Libertad para quién
Si el Ejecutivo consuma su propósito, estaríamos ante la desprotección jurídica de las creencias religiosas. Uno no se puede burlar de la orientación sexual de otros, pero sí de su religión
El Gobierno está recorriendo un camino que va de la democracia a la autocracia, del control y la división del poder a su concentración. Es natural que, con el fin de despistar, promueva unas medidas para la «regeneración democrática». Regenerarla, para luego acabar con ella. Me centraré en dos de ellas: la modificación o supresión del artículo 525 del Código Penal y la habilitación del Gobierno para ejercer la censura en los medios de comunicación, es decir, la lucha contra el «fango» y el «bulo». Es una gran paradoja que este Gobierno se presente como implacable defensor de la verdad.
El artículo citado sanciona las expresiones de «escarnio» de los dogmas, creencias o ritos de una confesión religiosa que se realizan para ofender los sentimientos de sus miembros. No se castiga la crítica, por dura que sea, de las creencias religiosas sino la burla con intención de ofender y humillar. Si el Ejecutivo consuma su propósito, estaríamos ante la desprotección jurídica de las creencias religiosas. Uno no se puede burlar de la orientación sexual de otros, pero sí de su religión. Uno no puede ofender a alguien por sus perversiones, pero sí por sus creencias religiosas. Uno no puede burlarse de las víctimas de un bando (sí del otro) de la guerra civil española, pero sí de las creencias religiosas. Éstas devienen natural objeto de escarnio. Lo más alto queda deprimido, y lo más bajo ensalzado. Y encima invocan la libertad de expresión. Acaso quien con más contundencia la defendió, John Stuart Mill (otra cosa es que el fundamento de su defensa seas correcto), dejó muy claro que incluye la libertad para expresar ideas, opiniones, juicios, críticas y valoraciones, pero no insultos, calumnias, injurias, incitaciones a la comisión de delitos y ofensas al honor y la dignidad. Por lo tanto, no incluye el «derecho» a herir las convicciones religiosas de las personas. La locura jurídica y moral que nos rodea intenta volver todo del revés. La blasfemia pública es lícita y las opiniones, pongamos, sobre la homosexualidad, o la valoración de la Segunda República y el franquismo no lo son. La historia se impone como propaganda, mientras se impide la libre valoración de los hechos.

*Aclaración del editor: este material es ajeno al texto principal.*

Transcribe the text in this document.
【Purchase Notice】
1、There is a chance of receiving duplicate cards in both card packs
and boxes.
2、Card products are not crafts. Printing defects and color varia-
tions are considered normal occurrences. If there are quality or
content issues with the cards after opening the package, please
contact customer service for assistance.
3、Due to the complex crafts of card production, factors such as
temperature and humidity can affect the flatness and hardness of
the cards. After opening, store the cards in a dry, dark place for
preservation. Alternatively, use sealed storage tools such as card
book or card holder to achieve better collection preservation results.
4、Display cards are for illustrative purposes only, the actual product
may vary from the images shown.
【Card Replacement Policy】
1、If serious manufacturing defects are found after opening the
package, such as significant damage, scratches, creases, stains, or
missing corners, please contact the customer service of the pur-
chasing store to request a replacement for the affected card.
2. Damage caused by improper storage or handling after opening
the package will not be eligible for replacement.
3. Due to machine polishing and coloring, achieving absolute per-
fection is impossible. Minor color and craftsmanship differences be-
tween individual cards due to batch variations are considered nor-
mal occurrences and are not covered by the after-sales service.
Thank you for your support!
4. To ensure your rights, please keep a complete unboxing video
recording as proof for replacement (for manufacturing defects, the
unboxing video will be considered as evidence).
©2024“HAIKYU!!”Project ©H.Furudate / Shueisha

El Gobierno se erige en supremo discernidor de la verdad y la falsedad. Decide lo que es bulo y lo que no, lo que es bueno y lo que es malo. Se ve que ha comido del árbol de la ciencia del bien y del mal, no sin cierta inclinación hacia este último. Posee una infalible perspicacia para detectar dónde aparece el fango. Probablemente, lo conozca bien. Si el poder decide cuándo una información es verdadera o no, especialmente en los casos en los que se refiere a él, se convierte en absoluto, y la democracia y la libertad política se extinguen. El Ejecutivo exhibe así su decidida vocación censora.
Pero los ciudadanos ya se encuentran protegidos contra las mentiras y las calumnias por la Constitución, el Código Penal, las sanciones administrativas, el derecho de rectificación y, sobre todo, por el Poder Judicial. El Gobierno no puede ser juez y árbitro. Como afirmó Michael Oakeshott, su papel ha de ser el del árbitro y no el de jugador.

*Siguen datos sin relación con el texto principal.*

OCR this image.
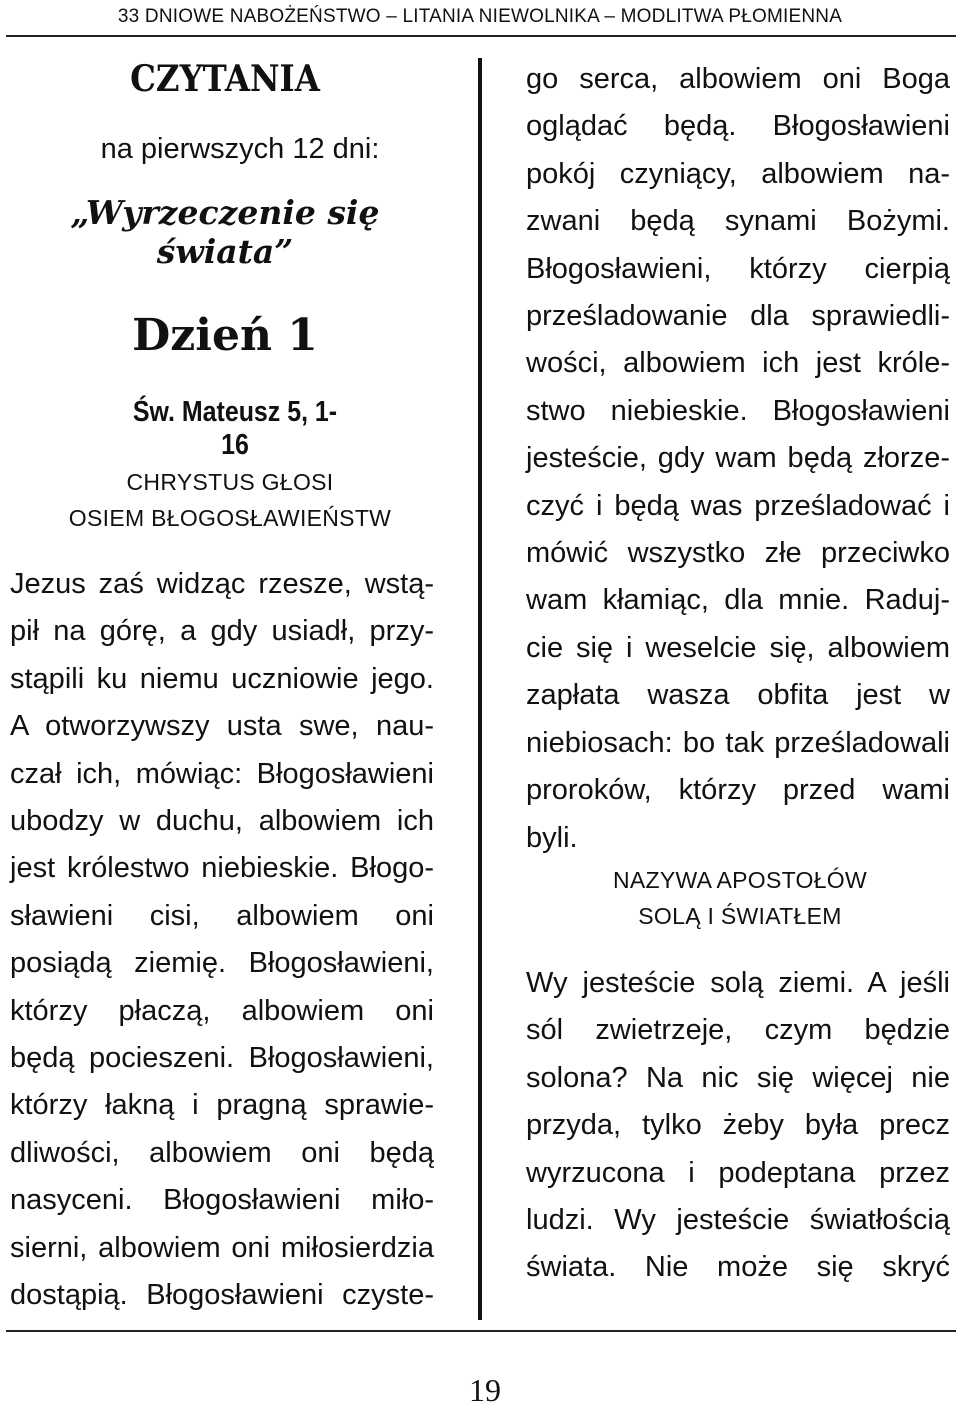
33 DNIOWE NABOŻEŃSTWO – LITANIA NIEWOLNIKA – MODLITWA PŁOMIENNA
CZYTANIA
na pierwszych 12 dni:
„Wyrzeczenie się świata”
Dzień 1
Św. Mateusz 5, 1-16
CHRYSTUS GŁOSI
OSIEM BŁOGOSŁAWIEŃSTW
Jezus zaś widząc rzesze, wstą-
pił na górę, a gdy usiadł, przy-
stąpili ku niemu uczniowie jego.
A otworzywszy usta swe, nau-
czał ich, mówiąc: Błogosławieni
ubodzy w duchu, albowiem ich
jest królestwo niebieskie. Błogo-
sławieni cisi, albowiem oni
posiądą ziemię. Błogosławieni,
którzy płaczą, albowiem oni
będą pocieszeni. Błogosławieni,
którzy łakną i pragną sprawie-
dliwości, albowiem oni będą
nasyceni. Błogosławieni miło-
sierni, albowiem oni miłosierdzia
dostąpią. Błogosławieni czyste-
go serca, albowiem oni Boga
oglądać będą. Błogosławieni
pokój czyniący, albowiem na-
zwani będą synami Bożymi.
Błogosławieni, którzy cierpią
prześladowanie dla sprawiedli-
wości, albowiem ich jest króle-
stwo niebieskie. Błogosławieni
jesteście, gdy wam będą złorze-
czyć i będą was prześladować i
mówić wszystko złe przeciwko
wam kłamiąc, dla mnie. Raduj-
cie się i weselcie się, albowiem
zapłata wasza obfita jest w
niebiosach: bo tak prześladowali
proroków, którzy przed wami
byli.
NAZYWA APOSTOŁÓW
SOLĄ I ŚWIATŁEM
Wy jesteście solą ziemi. A jeśli
sól zwietrzeje, czym będzie
solona? Na nic się więcej nie
przyda, tylko żeby była precz
wyrzucona i podeptana przez
ludzi. Wy jesteście światłością
świata. Nie może się skryć
19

El presidente, pieza a pieza, va desmontando la democracia para acercarse a la «sociedad cerrada». La libertad deja de ser universal para convertirse en particular. Unos la merecen, otros no. Es una libertad hemipléjica y, por lo tanto, enferma, moribunda. El comunismo perdió la guerra fría en Berlín, pero, como si tuviera siete vidas, resucita una y otra vez. Eso sí, bajo nuevas formas. Lo de la dictadura del proletariado ya no hay quien se lo trague. Ahora se trata de lograr la hegemonía cultural. Los revolucionarios siempre aspiraron a conquistar el poder espiritual que tuvo la Iglesia. Lo dijo Condorcet sobre Robespierre en tiempos de la Revolución francesa. Ya no es la economía, sino el control de las conciencias. Entonces la religión sobra; es la competencia. No se trata de liberar de la opresión y de la miseria, sino de ejercerlas sobre las ideas y creencias. Es la conquista de las almas para destruir su libertad. Libertad, ¿para quién?